By Biswarup Gooptu
NEW DELHI: Online retailers that sell only a single category of products are fast gaining investor attention as they require lesser capital to grow than multi-brand portals.
Termed as vertical ecommerce portals, these ventures which sell specialised products for healthcare — ranging from prescription drugs to nutritional supplements and spectacles, baby care products and jewellery—cater to customers who buy high-value products at frequent intervals.
The higher margins earned by these companies is making them attractive for investors who have put in a total of about Rs 664 crore so far this year. "We aim to build a valuable company that meets the investors' strategy of backing sustainable ventures," said Prashant Tandon, founder of Healthkart.
The Gurgaon-based company, which sells consumer healthcare goods as well as prescription drugs, raised $14 million (Rs89.3 crore) funding from Intel Capital and existing backer Sequoia Capital earlier this year.
Founded by Stanford and Harvard Business School graduates Tandon and Sameer Maheshwari in 2011, Healthkart has grown from offering management software to physicians to now directly retailing healthcare products to consumers. With about 50,000 transactions a month at an average spend of Rs2,000, the company is clocking a monthly revenue of about Rs 10 crore.
"These companies do not require the same amount of funding as say, a Flipkart, as they use capital more efficiently while providing a varietety of high-margin products, for more frequent purchases," said Karan Mohla, vice-president at IDG Ventures.
"This makes them very good value creators," said Mohla whose fund has invested in New Delhi-based Valyoo Technologies, which runs portals such as Bagkart and Jewelkart.
Founded by former Microsoft employee Peyush Bansal, the company raised $10 million (Rs 63.8 crore) for its eye-care retailing website LensKart from UTV founder Ronnie Screwvala's Unilazer Ventures and IDG Ventures in February. LensKart sells about 1,000 pairs of eye glasses daily, across 1,500 cities and earns about Rs 4.5 crore in revenues monthly. "It's a much more complex market we operate in, not a price-oriented one that the multi-category ventures are in. You cannot get away with just offering discounts," said Bansal.
Investor interest in backing such ventures is growing as the broader ecommerce industry is quite crowded. "There is a certain amount of saturation in the multi-category space and one can't write small cheques in the space anymore," said Rahul Khanna, managing director at Canaan Partners, which holds a 25% stake in multi-category ecommerce firm Naaptol.
"The next best thing is to identify ventures that focus on particular categories," said Siddharth Bafna, partner at investment bank Lodha & Co. Investors are also focusing on more than just revenue generation by e-commerce ventures to identifying companies that have shown a clear path to profitability.
Both LensKart and Healthkart have targeted 2015 and 2016, respectively, to be in the black.
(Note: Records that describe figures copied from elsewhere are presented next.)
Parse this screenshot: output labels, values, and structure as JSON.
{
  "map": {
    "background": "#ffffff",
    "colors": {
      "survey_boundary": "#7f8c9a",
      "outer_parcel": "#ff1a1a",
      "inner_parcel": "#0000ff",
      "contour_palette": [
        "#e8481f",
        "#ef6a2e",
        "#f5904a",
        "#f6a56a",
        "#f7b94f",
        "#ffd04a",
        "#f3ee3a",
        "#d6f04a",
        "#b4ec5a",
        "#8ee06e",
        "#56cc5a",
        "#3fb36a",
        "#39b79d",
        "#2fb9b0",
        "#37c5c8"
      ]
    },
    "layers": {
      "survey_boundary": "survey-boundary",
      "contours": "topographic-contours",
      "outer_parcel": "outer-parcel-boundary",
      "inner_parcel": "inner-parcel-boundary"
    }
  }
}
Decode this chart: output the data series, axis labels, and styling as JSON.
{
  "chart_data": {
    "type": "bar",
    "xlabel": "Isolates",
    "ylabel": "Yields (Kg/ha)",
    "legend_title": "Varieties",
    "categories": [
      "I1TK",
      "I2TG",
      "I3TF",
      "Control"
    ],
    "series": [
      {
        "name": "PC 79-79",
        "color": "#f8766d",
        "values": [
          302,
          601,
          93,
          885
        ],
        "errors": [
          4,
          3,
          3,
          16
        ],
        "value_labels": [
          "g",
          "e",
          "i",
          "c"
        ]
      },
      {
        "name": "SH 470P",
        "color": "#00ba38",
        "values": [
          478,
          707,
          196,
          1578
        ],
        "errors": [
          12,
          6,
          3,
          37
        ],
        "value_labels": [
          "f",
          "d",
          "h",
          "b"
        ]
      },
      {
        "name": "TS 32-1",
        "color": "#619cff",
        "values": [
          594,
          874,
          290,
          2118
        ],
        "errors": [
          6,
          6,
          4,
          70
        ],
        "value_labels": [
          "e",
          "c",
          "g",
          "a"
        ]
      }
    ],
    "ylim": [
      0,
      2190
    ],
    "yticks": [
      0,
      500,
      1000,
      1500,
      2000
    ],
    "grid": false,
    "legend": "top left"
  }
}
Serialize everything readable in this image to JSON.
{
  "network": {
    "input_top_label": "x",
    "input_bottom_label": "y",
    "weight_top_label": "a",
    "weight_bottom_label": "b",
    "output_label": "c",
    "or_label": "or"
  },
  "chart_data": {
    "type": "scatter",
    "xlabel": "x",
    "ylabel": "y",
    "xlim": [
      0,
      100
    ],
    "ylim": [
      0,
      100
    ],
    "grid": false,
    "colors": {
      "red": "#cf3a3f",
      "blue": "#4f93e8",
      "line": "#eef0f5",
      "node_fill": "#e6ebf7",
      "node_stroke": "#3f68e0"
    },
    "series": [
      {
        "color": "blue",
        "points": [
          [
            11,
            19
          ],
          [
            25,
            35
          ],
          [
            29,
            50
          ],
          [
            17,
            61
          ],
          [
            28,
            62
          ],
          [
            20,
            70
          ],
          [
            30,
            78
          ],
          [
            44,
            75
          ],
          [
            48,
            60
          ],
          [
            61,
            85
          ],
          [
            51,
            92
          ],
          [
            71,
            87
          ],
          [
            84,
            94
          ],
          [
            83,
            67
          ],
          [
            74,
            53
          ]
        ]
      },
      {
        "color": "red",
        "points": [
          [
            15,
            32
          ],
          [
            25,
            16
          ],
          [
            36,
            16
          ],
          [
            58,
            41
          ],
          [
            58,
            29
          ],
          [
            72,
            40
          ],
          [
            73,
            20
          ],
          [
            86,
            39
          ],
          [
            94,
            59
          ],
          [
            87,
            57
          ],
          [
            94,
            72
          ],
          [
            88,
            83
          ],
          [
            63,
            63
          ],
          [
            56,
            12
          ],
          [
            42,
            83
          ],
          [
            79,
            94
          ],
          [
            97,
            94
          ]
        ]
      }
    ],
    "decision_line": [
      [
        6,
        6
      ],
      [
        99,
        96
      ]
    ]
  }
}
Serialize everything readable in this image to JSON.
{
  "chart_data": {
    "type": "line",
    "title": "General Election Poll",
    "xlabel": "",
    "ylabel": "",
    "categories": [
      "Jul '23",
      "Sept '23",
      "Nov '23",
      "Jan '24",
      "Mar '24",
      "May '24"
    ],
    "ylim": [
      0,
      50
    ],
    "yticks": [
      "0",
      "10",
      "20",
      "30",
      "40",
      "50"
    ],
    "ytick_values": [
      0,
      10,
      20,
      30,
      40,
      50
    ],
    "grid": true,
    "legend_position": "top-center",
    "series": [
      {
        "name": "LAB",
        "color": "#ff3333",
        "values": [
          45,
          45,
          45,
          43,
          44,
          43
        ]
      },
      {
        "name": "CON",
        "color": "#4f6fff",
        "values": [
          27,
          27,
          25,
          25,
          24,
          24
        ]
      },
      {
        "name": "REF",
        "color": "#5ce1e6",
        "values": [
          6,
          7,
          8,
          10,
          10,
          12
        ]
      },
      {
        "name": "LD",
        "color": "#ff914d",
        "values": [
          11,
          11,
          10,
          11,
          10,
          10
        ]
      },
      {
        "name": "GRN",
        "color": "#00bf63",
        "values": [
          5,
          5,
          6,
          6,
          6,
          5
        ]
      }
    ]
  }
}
In April this year, Mumbai-based online baby care company BabyOye also raised $12 million (Rs76.6 crore) from an investor consortium led by Helium Venture Partners, and which included Tiger Global and Accel Partners. The company is expected to reach a turnover of Rs250 crore by 2015.
Specialised e-commerce portals are also looking to provide a range of services to not only attract new customers. While Healthkart relaunched its drug search engine Healthkart Plus as an online marketplace for prescription drugs earlier this year, LensKart has entered the offline mode as well, signing franchisees across the country.
"The ventures are starting to build critical mass, and investors believe a number of them have the potential to become multi-category players," said Canaan's Khanna.
Analysts are of the view that a combination of fewer investors and fewer quality assets makes this a good time to invest in such companies now."However, there won't be too many of them, and investors will have to identify them," said Pragya Singh, associate vice president retail consultancy Technopak.